I recently conducted a class for the Master Gardener chapter that I’m a member of on 20 “DIY” bird-feeders utilizing natural sources, recycled materials and re-purposed items. Of course the best bird-feeder is what nature provides: nuts, seeds and fruit from native trees, shrubs and wildflowers.
But – this class was all about creating bird-feeders and I came up with a few original ideas and several DIY feeders I found over the Internet. These chick-feeder inspired bird-feeders are all over the web (especially Pinterest and Etsy). And if you happen to have a flock of backyard chickens that have outgrown these feeders, this is a great way to recycle or re-purpose. If you don’t have a spare chick-feeder (or never had a reason to purchase one), they are only about 2-3 dollars at a farm supply store. If you’re going to re-purpose a feeder that had been used by your flock, be sure to thoroughly wash the feeder with a mild soap before using it as a wild bird-feeder.
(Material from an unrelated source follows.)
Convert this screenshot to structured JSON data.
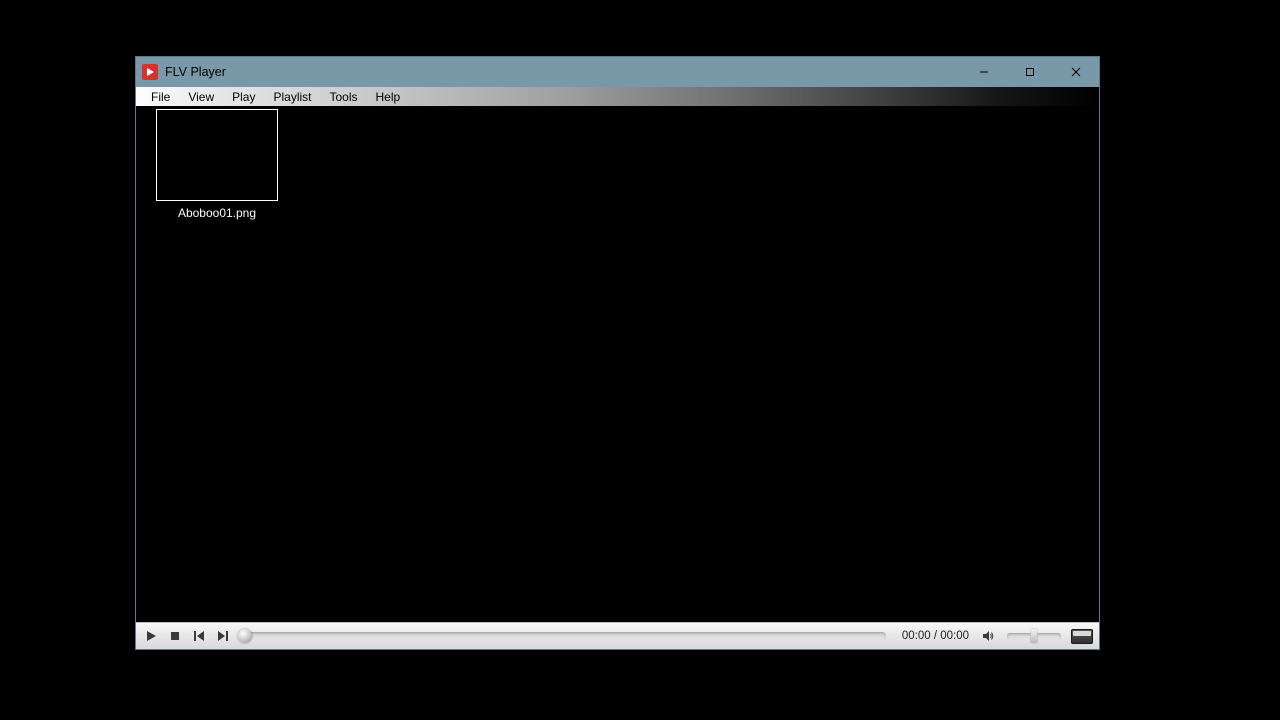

I think every chicken keeper has had some exposure to this feeder in one way or another; either your grandparents had one or you’ve used one yourself with your own young chicks. I tried to come up with some trivial facts and history of this jar feeder that has sustained its usefulness throughout generations. However, I couldn’t find any definitive answers on who was the original inventor or when this particular feeder first appeared on the market. I asked the Community on our facebook page if they knew how old this feeder design was or who the ingenious inventor might be… One Community follower led me to The Ball Jars Collectors Website. and according to this site, the first automatic-flow jar feeder was invented in 1905 (I assume that was the glass version of this feeder and the galvanized base appeared later). Miller Manufacturing seems to be the oldest (still operating) manufacturer of poultry feeders, dating back to 1941 where under the brand name Little Giant, they began producing automatic poultry feeders. In the end, I guess it really doesn’t matter how the feeder came about, but it has certainly proven itself over the years!
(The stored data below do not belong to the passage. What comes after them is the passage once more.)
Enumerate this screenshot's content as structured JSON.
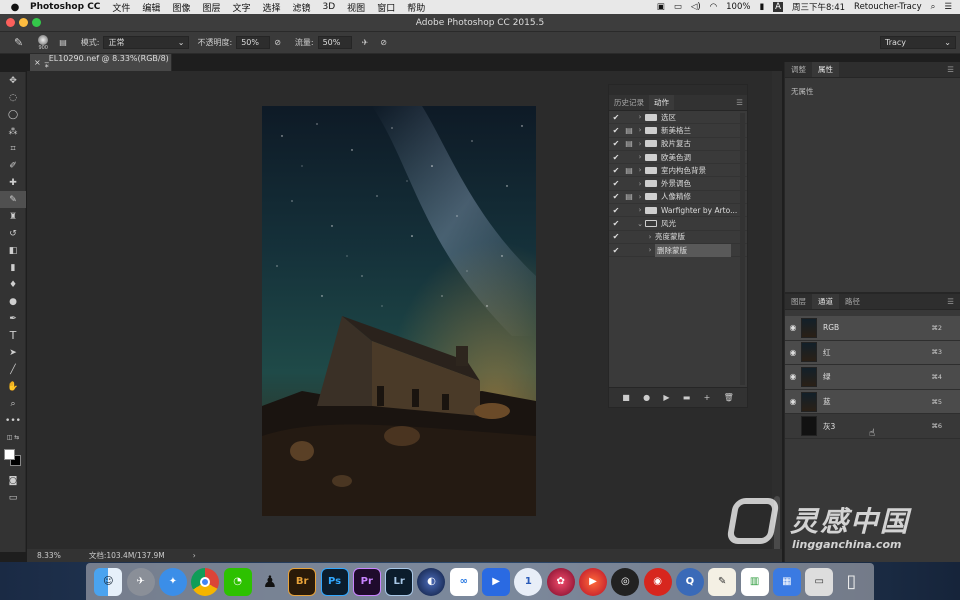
{
  "menubar": {
    "app_name": "Photoshop CC",
    "items": [
      "文件",
      "编辑",
      "图像",
      "图层",
      "文字",
      "选择",
      "滤镜",
      "3D",
      "视图",
      "窗口",
      "帮助"
    ],
    "battery": "100%",
    "input_method": "A",
    "datetime": "周三下午8:41",
    "user": "Retoucher-Tracy"
  },
  "window": {
    "title": "Adobe Photoshop CC 2015.5"
  },
  "options_bar": {
    "brush_size": "900",
    "mode_label": "模式:",
    "mode_value": "正常",
    "opacity_label": "不透明度:",
    "opacity_value": "50%",
    "flow_label": "流量:",
    "flow_value": "50%",
    "workspace": "Tracy"
  },
  "document": {
    "tab_title": "_EL10290.nef @ 8.33%(RGB/8) *"
  },
  "status_bar": {
    "zoom": "8.33%",
    "doc_size": "文档:103.4M/137.9M",
    "arrow": "›"
  },
  "actions_panel": {
    "tabs": [
      "历史记录",
      "动作"
    ],
    "active_tab": "动作",
    "rows": [
      {
        "label": "选区",
        "dialog": false,
        "level": 0
      },
      {
        "label": "新美格兰",
        "dialog": true,
        "level": 0
      },
      {
        "label": "胶片复古",
        "dialog": true,
        "level": 0
      },
      {
        "label": "欧美色调",
        "dialog": false,
        "level": 0
      },
      {
        "label": "室内构色背景",
        "dialog": true,
        "level": 0
      },
      {
        "label": "外景调色",
        "dialog": false,
        "level": 0
      },
      {
        "label": "人像精修",
        "dialog": true,
        "level": 0
      },
      {
        "label": "Warfighter by Arto...",
        "dialog": false,
        "level": 0
      },
      {
        "label": "风光",
        "dialog": false,
        "level": 0,
        "open": true
      },
      {
        "label": "亮度蒙版",
        "dialog": false,
        "level": 1
      },
      {
        "label": "删除蒙版",
        "dialog": false,
        "level": 1,
        "selected": true
      }
    ],
    "bottom_buttons": [
      "■",
      "●",
      "▶",
      "▬",
      "+",
      "🗑"
    ]
  },
  "properties_panel": {
    "tabs": [
      "调整",
      "属性"
    ],
    "active_tab": "属性",
    "body_text": "无属性"
  },
  "channels_panel": {
    "tabs": [
      "图层",
      "通道",
      "路径"
    ],
    "active_tab": "通道",
    "channels": [
      {
        "name": "RGB",
        "shortcut": "⌘2",
        "visible": true
      },
      {
        "name": "红",
        "shortcut": "⌘3",
        "visible": true
      },
      {
        "name": "绿",
        "shortcut": "⌘4",
        "visible": true
      },
      {
        "name": "蓝",
        "shortcut": "⌘5",
        "visible": true
      },
      {
        "name": "灰3",
        "shortcut": "⌘6",
        "visible": false
      }
    ]
  },
  "dock": {
    "apps": [
      "Finder",
      "Launchpad",
      "Safari",
      "Chrome",
      "WeChat",
      "QQ",
      "Br",
      "Ps",
      "Pr",
      "Lr",
      "Cinema4D",
      "Baidu",
      "Video",
      "Info",
      "Resolve",
      "Player",
      "OBS",
      "NetEase",
      "QuickTime",
      "TextEdit",
      "Numbers",
      "Keynote",
      "Preview",
      "Trash"
    ]
  },
  "watermark": {
    "cn": "灵感中国",
    "url": "lingganchina.com"
  },
  "colors": {
    "accent": "#4a90d9",
    "panel_bg": "#383838",
    "canvas_bg": "#2b2b2b"
  }
}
I came up with three different ways to transform this domestic bird-feeder into a wild bird-feeder…
The first version of bird-feeder uses a re-purposed glass or ceramic plate as a cover for the feeder. The hardest part of this DIY was learning how to drill a hole into a glass jar…
- Start with a 1/4 ” diamond drill bit.
- The drill needs to stay lubricated with water so keep a spray bottle close by.
- Start drilling at a 45° angle (have the drill on and go toward the glass – don’t put the drill bit on the glass and then start the drill).
- Slowly move the bit to a 90° angle. Avoid applying pressure (you’re grinding or chipping away at the glass, not drilling).
- Continue to spray water on the bit and stop a few times and clean the area off and apply more water.
- It’s a slow process… When you’re close to the end, slow the speed of the drill down and mentally remember to go up with the drill and not push the drill through the jar. ( I did that a few times and the jar shatters). ~ Remember to wear protective eye glasses…
- Once the holes are drilled: add an eye bolt, a couple of rubber washers and nuts. It took a while for me to figure out how to tighten the nuts (your hand won’t fit inside the jar). My husband then brought me a basin wrench to accomplish this task, but it was still a little difficult to get the nuts tightened securely.
In my second feeder example, I wrapped 8-gauge copper wire (Home Depot: 66 cents/foot) around the jar and created a hanger.